Dengan demikian jelas bahwa dalam keabsahan jual-beli disyaratkan barang itu telah dimiliki oleh penjual dan telah sempurna kepemilikannya. Adapun jika barang itu belum di miliki atau dia miliki tetapi belum sempurna kepemilikannya, maka dia tidak boleh menjual barang itu sama sekali. Ini mencakup barang yang dia miliki tetapi belum dia terima, sementara atas barang tersebut disyaratkan adanya serah-terima untuk kesempurnaan jual belinya, yaitu barang al-makîl wa al-mawzûn wa al-ma’dûd (barang ditakar, ditimbang dan dihitung).

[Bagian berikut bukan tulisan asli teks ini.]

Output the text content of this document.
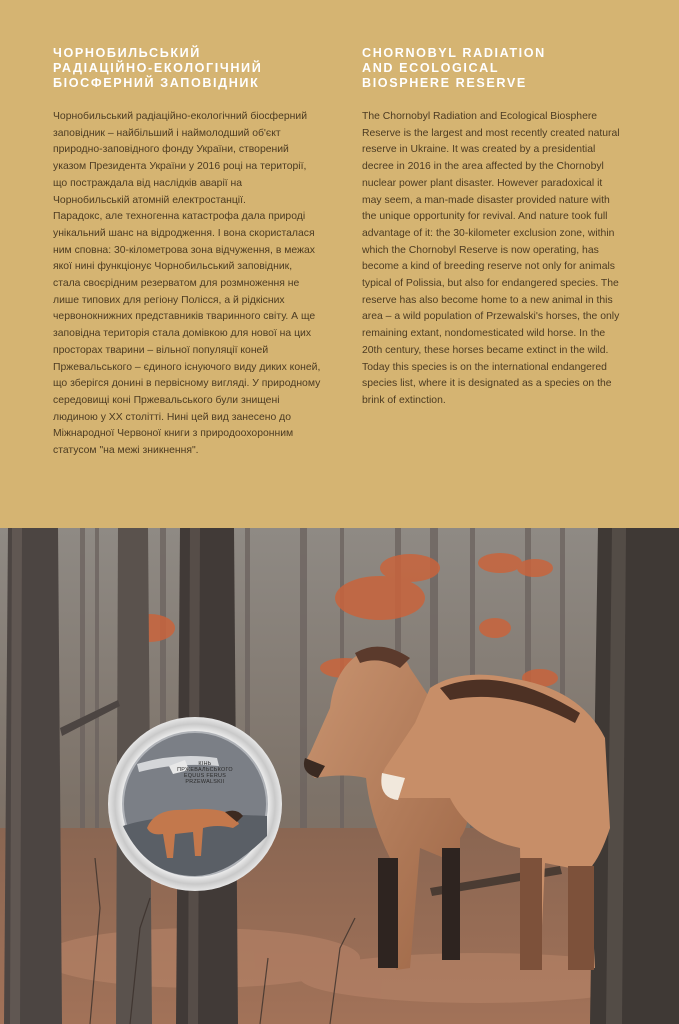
ЧОРНОБИЛЬСЬКИЙ
РАДІАЦІЙНО-ЕКОЛОГІЧНИЙ
БІОСФЕРНИЙ ЗАПОВІДНИК

Чорнобильський радіаційно-екологічний біосферний заповідник – найбільший і наймолодший об'єкт природно-заповідного фонду України, створений указом Президента України у 2016 році на території, що постраждала від наслідків аварії на Чорнобильській атомній електростанції.

Парадокс, але техногенна катастрофа дала природі унікальний шанс на відродження. І вона скористалася ним сповна: 30-кілометрова зона відчуження, в межах якої нині функціонує Чорнобильський заповідник, стала своєрідним резерватом для розмноження не лише типових для регіону Полісся, а й рідкісних червонокнижних представників тваринного світу. А ще заповідна територія стала домівкою для нової на цих просторах тварини – вільної популяції коней Пржевальського – єдиного існуючого виду диких коней, що зберігся донині в первісному вигляді. У природному середовищі коні Пржевальського були знищені людиною у XX столітті. Нині цей вид занесено до Міжнародної Червоної книги з природоохоронним статусом "на межі зникнення".

CHORNOBYL RADIATION
AND ECOLOGICAL
BIOSPHERE RESERVE

The Chornobyl Radiation and Ecological Biosphere Reserve is the largest and most recently created natural reserve in Ukraine. It was created by a presidential decree in 2016 in the area affected by the Chornobyl nuclear power plant disaster. However paradoxical it may seem, a man-made disaster provided nature with the unique opportunity for revival. And nature took full advantage of it: the 30-kilometer exclusion zone, within which the Chornobyl Reserve is now operating, has become a kind of breeding reserve not only for animals typical of Polissia, but also for endangered species. The reserve has also become home to a new animal in this area – a wild population of Przewalski's horses, the only remaining extant, nondomesticated wild horse. In the 20th century, these horses became extinct in the wild. Today this species is on the international endangered species list, where it is designated as a species on the brink of extinction.

КІНЬ
ПРЖЕВАЛЬСЬКОГО
EQUUS FERUS PRZEWALSKII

Adapun apa yang tidak disyaratkan serah terima untuk kesempurnaan kepemilikannya yaitu selain barang yang ditakar, ditimbang atau dihitung semisal hewan, rumah, tanah dan semacamnya, maka si penjual boleh menjual barang tersebut sebelum dia terima. Sebabnya, semata-mata terjadinya akad jual-beli dengah ijab dan qabul maka telah sempurna jual-beli itu, baik sudah dia terima atau belum, sehingga jadilah dia menjual apa yang telah sempurna kepemilikannya. Jadi masalah ketidakbolehan jual-beli tidak terkait dengan adanya serah-terima atau tidak, melainkan berkaitan dengan kepemilikan barang yang dijual, dan dengan sempurnanya kepemilikan atas barang tersebut.

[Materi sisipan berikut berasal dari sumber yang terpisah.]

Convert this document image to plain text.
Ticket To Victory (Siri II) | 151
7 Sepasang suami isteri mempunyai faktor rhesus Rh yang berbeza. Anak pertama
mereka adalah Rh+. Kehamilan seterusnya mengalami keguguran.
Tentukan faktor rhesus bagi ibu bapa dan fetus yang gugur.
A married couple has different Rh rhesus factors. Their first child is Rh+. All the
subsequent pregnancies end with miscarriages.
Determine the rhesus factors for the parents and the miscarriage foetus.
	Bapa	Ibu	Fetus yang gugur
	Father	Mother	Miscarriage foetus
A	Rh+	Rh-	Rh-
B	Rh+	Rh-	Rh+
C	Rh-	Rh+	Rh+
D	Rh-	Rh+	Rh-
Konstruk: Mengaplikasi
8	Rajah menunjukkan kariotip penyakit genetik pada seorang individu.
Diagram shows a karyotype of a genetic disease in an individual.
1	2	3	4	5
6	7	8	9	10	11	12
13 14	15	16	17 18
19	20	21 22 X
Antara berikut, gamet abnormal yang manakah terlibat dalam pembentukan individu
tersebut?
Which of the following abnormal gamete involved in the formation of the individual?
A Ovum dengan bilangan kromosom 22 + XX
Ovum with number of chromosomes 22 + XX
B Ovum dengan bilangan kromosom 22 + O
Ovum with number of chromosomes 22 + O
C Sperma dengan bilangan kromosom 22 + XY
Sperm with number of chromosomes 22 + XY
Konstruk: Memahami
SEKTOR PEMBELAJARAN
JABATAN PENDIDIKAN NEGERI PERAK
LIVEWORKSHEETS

Adapun kebolehan menjual barang yang belum diterima selain barang yang ditakar, ditimbang dan dihitung, hal itu ditetapkan dengan hadis shahih. Ibnu Umar ra. Menuturkan bahwa unta milik Umar memiliki kesulitan:
إِنِيّْ قَدْ بَعَثْتُكَ إِلَى أَهْل اللهِ، وَأَهْل مَكَّةَ، فَانْهَهُمْ عَنْ بَيْعٍ مَا لَمْ يَقْبِضُوْا
Nabi saw. bersabda kepada beliau, “Juallah unta itu kepadaku.” Lalu Umar berkata, “Unta itu untukmu.” Lalu Nabi saw. membeli unta tersebut, kemudian beliau bersabda, “Dia untukmu, wahai Abdullah bin Umar. Perbuatlah dengan unta itu apa yang kamu mau.” (HR al-Bukhari).
Tasharruf (tindakan) pada barang yang dijual dengan menghibahkan barang tersebut sebelum adanya serah-terima menunjukkan atas sempurnanya kepemilikan barang yang dijual itu sebelum adanya serah-terima. Ini sekaligus menunjukkan kebolehan menjual barang tersebut karena telah sempurna kepemilikan penjual (yakni Rasulullah saw.) atas unta tersebut.

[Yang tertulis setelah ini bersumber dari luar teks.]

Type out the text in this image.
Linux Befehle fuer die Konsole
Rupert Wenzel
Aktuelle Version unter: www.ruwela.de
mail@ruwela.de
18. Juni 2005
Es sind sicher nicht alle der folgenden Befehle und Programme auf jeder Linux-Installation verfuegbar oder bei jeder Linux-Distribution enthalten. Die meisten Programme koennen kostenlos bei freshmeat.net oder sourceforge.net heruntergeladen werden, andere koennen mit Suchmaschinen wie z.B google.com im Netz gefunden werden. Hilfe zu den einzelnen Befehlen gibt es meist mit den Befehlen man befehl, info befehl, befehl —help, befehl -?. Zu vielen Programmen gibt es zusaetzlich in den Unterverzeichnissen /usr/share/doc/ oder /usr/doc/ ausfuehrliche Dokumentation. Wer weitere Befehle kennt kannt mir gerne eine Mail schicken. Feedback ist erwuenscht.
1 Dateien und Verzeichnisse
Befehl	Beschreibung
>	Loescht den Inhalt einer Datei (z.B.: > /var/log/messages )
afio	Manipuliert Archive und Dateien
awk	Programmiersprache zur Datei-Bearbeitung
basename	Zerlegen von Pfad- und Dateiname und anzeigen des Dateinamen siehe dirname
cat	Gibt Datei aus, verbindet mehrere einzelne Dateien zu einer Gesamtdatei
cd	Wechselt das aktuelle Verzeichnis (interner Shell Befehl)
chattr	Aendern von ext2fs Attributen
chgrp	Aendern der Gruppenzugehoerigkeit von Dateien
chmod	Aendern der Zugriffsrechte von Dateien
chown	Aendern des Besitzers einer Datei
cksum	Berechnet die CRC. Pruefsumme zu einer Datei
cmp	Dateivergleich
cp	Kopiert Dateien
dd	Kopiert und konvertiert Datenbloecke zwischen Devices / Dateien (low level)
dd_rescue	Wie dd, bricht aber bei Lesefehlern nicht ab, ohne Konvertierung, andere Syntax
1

Atas dasar itu maka barang yang dimiliki oleh si penjual dan telah sempurna kepemilikannya boleh dia jual. Sebaliknya, barang yang belum dia miliki atau belum sempurna kepemilikannya maka tidak boleh dia jual.
Atas dasar itu, apa yang dilakukan oleh pedagang kecil berupa tawar-menawar dengan pembeli atas suatu barang, kemudian keduanya bersepakat atas harganya, lalu penjual menjual barang itu kepada pembeli itu, kemudian penjual baru pergi mencari barang tersebut ke pedagang lain untuk dia beli, lalu dia menyerahkan barang tersebut kepada pembeli itu, ini tidak boleh. Sebabnya, itu adalah tindakan menjual barang yang belum dimiliki. Ini karena pedagang itu, ketika ditanya tentang barang, barang itu belum ada pada dirinya dan belum di miliki. Namun, dia tahu bahwa barang itu ada di pasar pada pedagang yang lain. Artinya, dia berbohong dengan memberitahu pembeli bahwa barang itu ada dan kemudian dia jual kepada pembeli tersebut. Kemudian dia pergi untuk membeli barang yang dimaksud setelah akad jual-beli terjadi. Ini adalah haram, tidak boleh, sebab dia menjual barang yang belum dia miliki.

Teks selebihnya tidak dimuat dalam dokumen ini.